Salvador Gutiérrez Solís
Y Andy se hizo mayor
Salvador Gutiérrez Solís
Actualizado 13.09.2010
Mi hijo me golpeaba el hombro al mismo tiempo que me preguntaba: ¿papá, por qué no nos vamos? Me inventé una excusa, le dije que los títulos de crédito escondían una nueva sorpresa. No le podía decir la verdad, que las lágrimas me llegaban a la barbilla y que me daba cierto -por no decir mucho- pudor que lo descubrieran los cientos de niños y padres que abarrotaban la sala de cine. Creo que basta este detalle para explicar las emociones, las sensaciones, que despertó en mi interior Toy Story 3. Estoy absolutamente de acuerdo con todos aquellos críticos que están encumbrando esta película, en primera posición no sólo en taquilla, de la misma manera que me adhiero, con los brazos abiertos, a la afirmación de que el mejor cine de los últimos años no ha sido protagonizado por seres humanos.
La animación cinematográfica vive una auténtica edad dorada, su gran momento, y no creo que este auge se pueda explicar, única y exclusivamente, por el desarrollo y avance de las nuevas tecnologías. Las tecnologías son el soporte, el medio, pero no son el talento, la emoción, la sensibilidad, el guión con la brillante sencillez y perfección de un artesanal reloj suizo. La animación actual juega con una gran ventaja, que no deja de ser una de sus grandes virtudes: la universalidad. Es decir, como el arte abstracto, que posibilitó que contara con admiradores de cualquier condición, admiradores que alcanzaban a descubrir diferentes planos o estratos de comprensión, según la sensibilidad y percepción de cada cual, la animación ha logrado atrapar no sólo a mayores y niños, también a eruditos del cine, a público generalista, a curiosos, exigentes, selectivos, etc.
Igualmente, la animación cinematográfica ha sabido adaptarse magníficamente a los cambios, aliarse con los tiempos y circunstancias que nos han tocado vivir, infinitamente mejor que cualquier otro género. Pixar tiene buena culpa de esto, ya que su propuesta ha marcado el camino de las restantes productoras. De los últimos años, dentro del género, destacaría Bichos y Hormigas, deliciosas ambas hasta en sus tomas falsas, Los Increíbles, Wall E o la deslumbrante Up, que cuenta con uno de los mejores arranques que he contemplado en la pantalla de un cine. La animación también ha llegado a nuestro país y ya somos capaces de crear productos de muy buena calidad que estamos exportando al resto del mundo. La andaluza El lince perdido o Planet 51 son dos magníficos ejemplos que nos demuestran que, definitivamente, la animación española ha alcanzado la mayoría de edad.

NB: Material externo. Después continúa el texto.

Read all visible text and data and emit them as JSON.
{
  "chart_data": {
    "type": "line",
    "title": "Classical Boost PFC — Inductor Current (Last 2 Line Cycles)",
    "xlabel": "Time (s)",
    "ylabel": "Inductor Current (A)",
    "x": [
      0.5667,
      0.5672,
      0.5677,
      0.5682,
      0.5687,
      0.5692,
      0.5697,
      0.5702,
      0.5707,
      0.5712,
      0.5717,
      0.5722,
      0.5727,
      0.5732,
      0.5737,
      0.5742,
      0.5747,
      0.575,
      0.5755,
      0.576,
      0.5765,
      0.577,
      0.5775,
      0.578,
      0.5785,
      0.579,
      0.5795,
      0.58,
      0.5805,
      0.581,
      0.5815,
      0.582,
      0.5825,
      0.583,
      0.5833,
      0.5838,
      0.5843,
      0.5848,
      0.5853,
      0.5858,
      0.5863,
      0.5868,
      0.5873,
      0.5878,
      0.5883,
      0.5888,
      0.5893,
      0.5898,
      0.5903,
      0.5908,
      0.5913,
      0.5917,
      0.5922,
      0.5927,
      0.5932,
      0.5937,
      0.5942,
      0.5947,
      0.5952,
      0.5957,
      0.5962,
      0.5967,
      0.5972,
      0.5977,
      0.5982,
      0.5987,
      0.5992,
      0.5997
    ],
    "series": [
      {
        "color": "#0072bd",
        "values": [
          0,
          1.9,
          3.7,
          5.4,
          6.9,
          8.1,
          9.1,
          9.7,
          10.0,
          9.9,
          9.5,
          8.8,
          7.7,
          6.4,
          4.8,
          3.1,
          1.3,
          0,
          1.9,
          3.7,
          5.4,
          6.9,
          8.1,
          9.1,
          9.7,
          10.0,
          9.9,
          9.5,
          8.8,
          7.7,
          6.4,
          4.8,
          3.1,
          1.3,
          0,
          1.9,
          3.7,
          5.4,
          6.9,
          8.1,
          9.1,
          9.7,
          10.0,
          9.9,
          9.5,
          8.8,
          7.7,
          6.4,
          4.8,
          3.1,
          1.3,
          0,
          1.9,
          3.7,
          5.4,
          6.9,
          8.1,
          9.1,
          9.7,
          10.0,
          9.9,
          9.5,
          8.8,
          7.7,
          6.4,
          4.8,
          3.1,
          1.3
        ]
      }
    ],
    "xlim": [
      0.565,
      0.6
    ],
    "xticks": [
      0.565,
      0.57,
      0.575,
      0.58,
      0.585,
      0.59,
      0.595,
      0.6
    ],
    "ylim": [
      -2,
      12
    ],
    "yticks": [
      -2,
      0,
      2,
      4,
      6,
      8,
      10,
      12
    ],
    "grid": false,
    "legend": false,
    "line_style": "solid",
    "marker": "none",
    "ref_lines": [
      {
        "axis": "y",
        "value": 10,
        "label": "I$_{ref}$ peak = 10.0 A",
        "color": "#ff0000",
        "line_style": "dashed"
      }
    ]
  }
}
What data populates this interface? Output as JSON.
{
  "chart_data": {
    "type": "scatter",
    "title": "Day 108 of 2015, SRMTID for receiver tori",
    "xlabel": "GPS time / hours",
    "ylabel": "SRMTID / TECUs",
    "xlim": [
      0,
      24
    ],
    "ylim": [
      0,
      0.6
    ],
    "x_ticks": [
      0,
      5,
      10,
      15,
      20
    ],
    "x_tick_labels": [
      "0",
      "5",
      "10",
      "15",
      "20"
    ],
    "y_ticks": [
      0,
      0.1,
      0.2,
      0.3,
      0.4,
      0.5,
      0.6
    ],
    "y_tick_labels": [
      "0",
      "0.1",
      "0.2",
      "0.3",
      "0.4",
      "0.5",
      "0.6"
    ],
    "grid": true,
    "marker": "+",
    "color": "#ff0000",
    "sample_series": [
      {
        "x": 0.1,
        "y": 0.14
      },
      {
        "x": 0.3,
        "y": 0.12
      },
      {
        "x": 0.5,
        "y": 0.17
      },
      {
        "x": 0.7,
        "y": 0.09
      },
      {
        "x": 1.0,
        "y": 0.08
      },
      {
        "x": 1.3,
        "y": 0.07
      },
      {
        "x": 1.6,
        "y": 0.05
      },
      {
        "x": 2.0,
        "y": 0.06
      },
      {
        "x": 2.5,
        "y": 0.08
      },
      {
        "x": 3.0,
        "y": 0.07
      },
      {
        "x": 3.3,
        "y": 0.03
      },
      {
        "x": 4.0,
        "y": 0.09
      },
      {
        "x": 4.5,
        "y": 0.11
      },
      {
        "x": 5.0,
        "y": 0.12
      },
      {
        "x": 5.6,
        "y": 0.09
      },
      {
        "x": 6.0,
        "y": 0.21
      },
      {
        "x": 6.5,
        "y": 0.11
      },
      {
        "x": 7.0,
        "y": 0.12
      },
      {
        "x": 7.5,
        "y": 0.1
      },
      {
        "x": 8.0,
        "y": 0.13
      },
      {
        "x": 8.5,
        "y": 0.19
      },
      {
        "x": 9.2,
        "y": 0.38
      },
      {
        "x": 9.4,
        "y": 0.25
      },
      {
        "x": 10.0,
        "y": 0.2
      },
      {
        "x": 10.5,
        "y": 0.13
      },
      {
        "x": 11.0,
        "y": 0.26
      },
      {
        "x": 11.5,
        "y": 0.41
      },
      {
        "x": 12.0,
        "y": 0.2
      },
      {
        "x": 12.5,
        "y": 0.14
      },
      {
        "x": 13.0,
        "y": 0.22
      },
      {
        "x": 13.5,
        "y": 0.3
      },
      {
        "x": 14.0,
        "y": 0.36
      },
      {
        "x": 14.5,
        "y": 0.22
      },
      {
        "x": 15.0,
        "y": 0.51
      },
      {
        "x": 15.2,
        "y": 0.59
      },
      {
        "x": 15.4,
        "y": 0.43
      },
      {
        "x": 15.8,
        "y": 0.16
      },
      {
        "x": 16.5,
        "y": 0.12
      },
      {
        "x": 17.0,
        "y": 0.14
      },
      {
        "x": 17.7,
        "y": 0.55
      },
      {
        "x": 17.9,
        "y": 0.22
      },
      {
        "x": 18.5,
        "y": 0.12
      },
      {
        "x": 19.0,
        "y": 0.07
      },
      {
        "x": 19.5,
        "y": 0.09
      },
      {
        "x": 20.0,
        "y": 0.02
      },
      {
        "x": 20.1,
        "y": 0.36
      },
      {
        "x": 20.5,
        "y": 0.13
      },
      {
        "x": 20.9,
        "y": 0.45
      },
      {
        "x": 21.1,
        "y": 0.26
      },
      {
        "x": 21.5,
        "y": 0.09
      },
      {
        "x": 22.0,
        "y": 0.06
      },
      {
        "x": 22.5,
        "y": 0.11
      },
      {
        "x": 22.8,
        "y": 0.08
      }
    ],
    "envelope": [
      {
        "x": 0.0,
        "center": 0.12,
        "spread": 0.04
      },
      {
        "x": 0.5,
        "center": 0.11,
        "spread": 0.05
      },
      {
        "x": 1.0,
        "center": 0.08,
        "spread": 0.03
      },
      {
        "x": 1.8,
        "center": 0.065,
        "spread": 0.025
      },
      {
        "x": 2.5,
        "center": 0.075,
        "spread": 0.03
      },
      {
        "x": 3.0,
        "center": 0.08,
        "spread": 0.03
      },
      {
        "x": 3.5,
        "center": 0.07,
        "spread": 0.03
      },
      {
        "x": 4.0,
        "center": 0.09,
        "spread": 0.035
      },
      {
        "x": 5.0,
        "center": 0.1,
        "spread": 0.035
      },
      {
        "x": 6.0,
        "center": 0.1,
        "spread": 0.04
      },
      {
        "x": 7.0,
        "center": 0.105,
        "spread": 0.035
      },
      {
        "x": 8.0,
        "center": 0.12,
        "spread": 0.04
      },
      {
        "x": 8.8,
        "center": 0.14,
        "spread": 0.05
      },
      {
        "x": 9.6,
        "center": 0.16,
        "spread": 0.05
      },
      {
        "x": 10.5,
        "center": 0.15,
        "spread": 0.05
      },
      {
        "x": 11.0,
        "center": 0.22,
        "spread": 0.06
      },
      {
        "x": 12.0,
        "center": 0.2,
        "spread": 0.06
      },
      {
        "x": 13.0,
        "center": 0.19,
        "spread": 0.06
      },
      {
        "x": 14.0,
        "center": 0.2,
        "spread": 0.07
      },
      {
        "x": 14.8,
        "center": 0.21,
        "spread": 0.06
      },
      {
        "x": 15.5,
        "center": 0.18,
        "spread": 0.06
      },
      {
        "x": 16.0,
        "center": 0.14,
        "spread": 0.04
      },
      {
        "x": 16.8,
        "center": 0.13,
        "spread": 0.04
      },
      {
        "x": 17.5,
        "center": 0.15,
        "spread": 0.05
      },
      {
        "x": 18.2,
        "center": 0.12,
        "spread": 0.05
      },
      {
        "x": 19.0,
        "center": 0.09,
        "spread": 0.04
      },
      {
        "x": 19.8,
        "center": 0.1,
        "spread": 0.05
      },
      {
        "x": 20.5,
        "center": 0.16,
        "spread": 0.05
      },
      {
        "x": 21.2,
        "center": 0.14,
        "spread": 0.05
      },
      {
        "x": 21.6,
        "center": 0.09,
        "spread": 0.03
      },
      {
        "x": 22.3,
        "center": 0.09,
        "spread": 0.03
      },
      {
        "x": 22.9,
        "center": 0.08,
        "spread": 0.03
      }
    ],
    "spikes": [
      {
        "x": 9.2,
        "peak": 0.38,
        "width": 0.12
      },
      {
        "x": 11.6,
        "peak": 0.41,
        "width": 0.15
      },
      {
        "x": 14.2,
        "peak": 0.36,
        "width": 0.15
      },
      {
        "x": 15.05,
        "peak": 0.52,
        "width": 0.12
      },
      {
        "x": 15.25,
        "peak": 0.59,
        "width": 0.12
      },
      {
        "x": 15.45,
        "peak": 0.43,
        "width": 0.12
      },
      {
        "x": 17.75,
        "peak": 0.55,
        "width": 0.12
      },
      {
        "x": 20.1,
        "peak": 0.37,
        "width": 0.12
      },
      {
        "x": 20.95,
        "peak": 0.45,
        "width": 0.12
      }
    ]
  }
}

Y si cito títulos que me han sorprendido por diferentes motivos, no me puedo olvidar de Toy Story en cualquiera de sus entregas, pero muy especialmente de la tercera, última momentáneamente, y que podemos disfrutar en la sala de cine más cercana. Desde las creaciones más célebres y deslumbrantes de los hermanos Coen, no había asistido a tal despliegue imaginativo, a tan alucinante demostración de cómo un guión puede ser el perfecto andamiaje sobre el que se construye una película. Cada detalle, cada comentario, cada personaje forma parte de una sólida y compleja maquinaria que funciona a la perfección, sin estridencias, cuidando cada secuencia con esmero y arquitectura.
Toy Story es una obra divertida, a ratos desternillante, pero eso no es obvio para que, a la vez, aborde temas cruciales y profundos que a todos nos afectan. Regreso a mis palabras iniciales: emociona. La descripción, más aún, la fotografía/radiografía más intensa y nítida que he podido contemplar en la pantalla del fin del infancia, algo que todos nosotros vivimos y que, en determinadas ocasiones, puede llegar a ser muy traumático, me la ha mostrado Toy Story.
Porque en esta tercera entrega Andy se hace mayor, todo un universitario, y se ve en la obligación de renunciar al mundo que le ha rodeado durante la infancia. Un mundo que vemos reflejado en el propio físico de Andy, en una fotografía, en la decoración de su dormitorio, en las nuevas aficiones o en sus juguetes. Sin embargo, a pesar de la despedida de Andy, Toy Story es la gran metáfora de la infancia, de esa magia que consigue que los juguetes cobren vida y que los pasillos de nuestras casas se conviertan en exóticas selvas o en laberínticos palacios.